Chapter 16 Convex optimization and gradient descent
(This chapter was scribed by Zhou Wang.)
In the next few chapters, we will discuss the basics of convex optimization as it applies to machine learning.
16.1 Introduction to convex problems
The central objects of our studies are convex functions and convex sets in \(\mathbb{R}^d\).
Definition 16.1 (Convex sets and convex functions) A set \(\mathcal{C}\subset\mathbb{R}^d\) is said to be convex if it contains all of its segments, that is \[\forall~(\boldsymbol x,\boldsymbol y,\gamma)\in\mathcal{C}\times\mathcal{C}\times[0,1], ~(1-\gamma)\boldsymbol x+\gamma \boldsymbol y\in\mathcal{C}.\] A function \(f:\mathcal{C}\to\mathbb{R}\) is said to be convex if it always lies below its chords, that is \[\forall~(\boldsymbol x,\boldsymbol y,\gamma)\in\mathcal{C}\times\mathcal{C}\times[0,1], ~f\left((1-\gamma)\boldsymbol x+\gamma \boldsymbol y\right)\leq(1-\gamma)f(\boldsymbol x)+\gamma f(\boldsymbol y).\]
We are interested in algorithms that take as input a convex set \(\mathcal{C}\) and a convex function \(f\), and return the minimizer of \(f\) over \(\mathcal{C}\), i.e. \(\min f(\boldsymbol x), ~\mbox{s.t.}~ \boldsymbol x\in\mathcal{C}\). Many convex problems in machine learning take the form: \[\min\limits_{\boldsymbol x\in\mathbb{R}^d}\sum\limits_{i=1}^nf_i(\boldsymbol x)+\lambda\mathcal{R}(\boldsymbol x)\] or rather \(\min\limits_{\boldsymbol\beta\in\mathbb{R}^d}\sum\limits_{i=1}^n f_i(\boldsymbol \beta)+\lambda\mathcal{R}(\boldsymbol \beta)\), where \(f_1, \cdots, f_n\) are convex “cost” functions and \(\mathcal{R}\) is a convex regularization. For example:
- SVM: \(f_i(\boldsymbol\beta)=\max(0, 1-y_i\boldsymbol x_i^\top\boldsymbol\beta)\) and \(\mathcal{R}(\boldsymbol\beta)=\|\boldsymbol\beta\|^2_2\).

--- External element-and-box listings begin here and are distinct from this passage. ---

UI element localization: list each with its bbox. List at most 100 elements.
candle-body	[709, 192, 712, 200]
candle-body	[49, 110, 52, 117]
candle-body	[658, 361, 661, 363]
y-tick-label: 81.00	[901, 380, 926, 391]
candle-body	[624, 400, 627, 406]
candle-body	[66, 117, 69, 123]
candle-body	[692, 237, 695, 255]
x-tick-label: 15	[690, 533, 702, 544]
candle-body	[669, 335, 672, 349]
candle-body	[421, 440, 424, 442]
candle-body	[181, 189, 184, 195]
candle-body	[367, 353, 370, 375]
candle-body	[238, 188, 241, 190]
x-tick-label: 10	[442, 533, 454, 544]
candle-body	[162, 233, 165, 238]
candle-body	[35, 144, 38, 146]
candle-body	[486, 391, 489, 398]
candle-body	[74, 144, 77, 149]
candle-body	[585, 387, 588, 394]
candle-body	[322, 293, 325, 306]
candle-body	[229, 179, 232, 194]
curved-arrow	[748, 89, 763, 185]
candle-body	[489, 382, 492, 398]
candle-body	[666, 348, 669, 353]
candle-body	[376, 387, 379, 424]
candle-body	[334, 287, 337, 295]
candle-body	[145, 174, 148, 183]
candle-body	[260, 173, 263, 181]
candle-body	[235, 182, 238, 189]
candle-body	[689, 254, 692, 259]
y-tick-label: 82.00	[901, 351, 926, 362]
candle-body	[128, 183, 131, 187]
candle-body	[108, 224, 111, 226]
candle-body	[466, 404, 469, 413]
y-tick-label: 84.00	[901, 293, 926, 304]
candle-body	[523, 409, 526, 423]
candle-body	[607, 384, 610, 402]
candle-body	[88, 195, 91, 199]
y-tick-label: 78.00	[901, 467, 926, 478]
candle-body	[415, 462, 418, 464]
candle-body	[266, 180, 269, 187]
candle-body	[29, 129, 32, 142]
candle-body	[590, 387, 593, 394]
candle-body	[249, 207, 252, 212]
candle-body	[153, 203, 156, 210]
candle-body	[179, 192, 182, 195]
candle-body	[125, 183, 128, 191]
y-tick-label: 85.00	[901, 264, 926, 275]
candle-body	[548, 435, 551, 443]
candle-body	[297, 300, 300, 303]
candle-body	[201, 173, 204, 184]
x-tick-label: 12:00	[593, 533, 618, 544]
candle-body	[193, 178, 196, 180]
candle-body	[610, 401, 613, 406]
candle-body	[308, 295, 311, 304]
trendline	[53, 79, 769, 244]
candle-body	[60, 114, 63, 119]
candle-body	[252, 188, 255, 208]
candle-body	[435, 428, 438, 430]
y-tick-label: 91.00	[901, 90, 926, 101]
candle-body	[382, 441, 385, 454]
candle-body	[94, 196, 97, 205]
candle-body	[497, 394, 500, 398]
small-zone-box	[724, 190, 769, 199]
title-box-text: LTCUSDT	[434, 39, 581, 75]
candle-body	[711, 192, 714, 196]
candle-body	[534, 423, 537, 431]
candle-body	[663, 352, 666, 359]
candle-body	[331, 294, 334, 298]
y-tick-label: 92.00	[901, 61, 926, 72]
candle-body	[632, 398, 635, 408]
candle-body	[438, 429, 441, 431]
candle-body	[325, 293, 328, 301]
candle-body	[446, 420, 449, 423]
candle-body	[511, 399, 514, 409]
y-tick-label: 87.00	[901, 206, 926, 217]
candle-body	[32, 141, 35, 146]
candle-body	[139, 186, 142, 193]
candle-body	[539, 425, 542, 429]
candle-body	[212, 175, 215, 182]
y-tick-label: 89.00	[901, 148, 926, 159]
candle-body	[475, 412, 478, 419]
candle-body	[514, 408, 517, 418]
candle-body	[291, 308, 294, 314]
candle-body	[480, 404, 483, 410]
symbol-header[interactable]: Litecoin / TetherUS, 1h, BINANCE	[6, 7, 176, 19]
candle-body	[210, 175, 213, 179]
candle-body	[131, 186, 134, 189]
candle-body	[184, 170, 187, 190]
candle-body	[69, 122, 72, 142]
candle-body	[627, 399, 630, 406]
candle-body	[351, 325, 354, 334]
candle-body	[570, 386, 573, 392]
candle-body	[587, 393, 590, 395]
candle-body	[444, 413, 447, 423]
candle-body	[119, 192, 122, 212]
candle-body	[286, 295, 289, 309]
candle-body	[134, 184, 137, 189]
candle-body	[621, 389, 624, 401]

- Regularized logistic regression: \(f_i(\boldsymbol \beta)=\log\left(1+\exp(-y_i\boldsymbol x_i^\top\boldsymbol\beta)\right)\) and \(\mathcal{R}(\boldsymbol\beta)=\|\boldsymbol\beta\|^2_2\).
- Linear regression: \(f_i(\boldsymbol\beta)=(y_i-\boldsymbol x_i^\top\boldsymbol\beta)^2\) and
- without regularization: \(\mathcal{R}(\boldsymbol\beta)=0\),
- ridge regression: \(\mathcal{R}(\boldsymbol\beta)=\|\boldsymbol\beta\|^2_2\),
- lasso penalty: \(\mathcal{R}(\boldsymbol\beta)=\|\boldsymbol\beta\|_1\).
We now introduce the key notion of subgradient.
Definition 16.2 (Subgradient) Let \(\mathcal{C}\subset\mathbb{R}^d, f: \mathcal{C}\to \mathbb{R}\). Then \(\boldsymbol g\in\mathbb{R}^d\) is a subgradient of \(f\) at \(\boldsymbol x\in\mathcal{C}\) if for any \(\boldsymbol y\in\mathcal{C}\), one has \[f(\boldsymbol x)-f(\boldsymbol y)\leq \boldsymbol g^\top(\boldsymbol x-\boldsymbol y).\] The set of all such vectors \(\boldsymbol g\) is denoted by \(\partial f(\boldsymbol x)\).
Subgradient essentially corresponds to gradients. But unlike gradient, they always exist for convex functions, even when they are not differentiable.
Theorem 16.1
If \(\mathcal{C}\) is convex, then “\(f: \mathcal{C}\to \mathbb{R}\) is convex” concludes “\(\partial f(\boldsymbol x)\neq \emptyset, \forall~\boldsymbol x\in\mbox{int}(\mathcal{C})\).”
If \(\mathcal{C}\) is convex, then “\(\partial f(\boldsymbol x)\neq \emptyset, \forall~\boldsymbol x\in\mbox{int}(\mathcal{C})\)” concludes “\(f: \mathcal{C}\to \mathbb{R}\) is convex.”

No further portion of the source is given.